The ideal candidate will be responsible for building, operating, and scaling reliable infrastructure platforms. They will work closely with engineering teams to design and implement secure, automated, and highly available systems that enable teams to ship high-quality software efficiently.
Responsibilities:
- Design, build, and operate scalable, secure, and highly available infrastructure and internal platforms.
- Own the platform end-to-end, including architecture, automation, reliability, performance, and cost optimization.
- Collaborate with software engineering teams to enable smooth CI/CD workflows and developer self-service.
- Implement Infrastructure as Code (IaC) to provision and manage cloud and on-prem infrastructure.
- Build and maintain CI/CD pipelines to support fast and reliable deployments.
- Manage containerized workloads and orchestration platforms (Docker, Kubernetes).
- Monitor systems, troubleshoot complex production issues, and lead root cause analysis for incidents.
- Implement observability, logging, alerting, and incident response best practices.
- Drive security, compliance, and best practices across infrastructure and deployment workflows.
- Continuously improve the platform by identifying bottlenecks, reducing toil, and improving developer productivity.
Requirements:
- Strong ownership mindset with the ability to work in a fast-paced, high-availability environment.

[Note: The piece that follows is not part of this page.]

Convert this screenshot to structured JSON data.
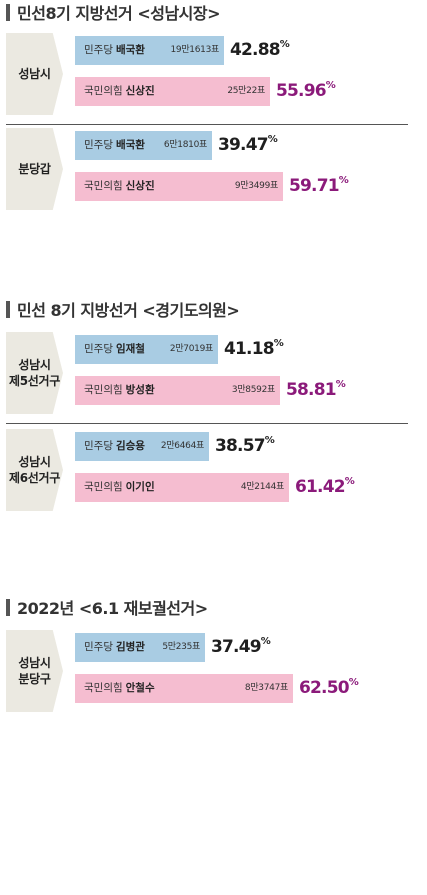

- 35+ years of experience in Systems Engineering, DevOps, or Platform Engineering roles.
- Deep expertise in Linux systems, networking, and troubleshooting at scale.
- Strong experience with Infrastructure as Code tools (Terraform, CloudFormation, or equivalent).
- Hands-on experience with CI/CD tools (GitHub Actions, GitLab CI, Jenkins, etc.).
- Solid understanding of containerization and orchestration technologies (Docker, Kubernetes).
- Experience working with at least one major cloud provider (AWS / GCP / Azure).
- Proficiency in scripting or programming (Bash, Python, Go preferred).
- Strong communication skills and ability to collaborate with cross-functional teams.
Qualifications:
- Bachelor's degree in Computer Science or equivalent practical experience.
- Experience supporting production systems with high availability and reliability requirements.
- Familiarity with monitoring and observability tools (Prometheus, Grafana, ELK, OpenTelemetry).
- Exposure to security best practices, IAM, secrets management, and incident management.
- Experience working in environments following SRE or DevOps best practices is a plus.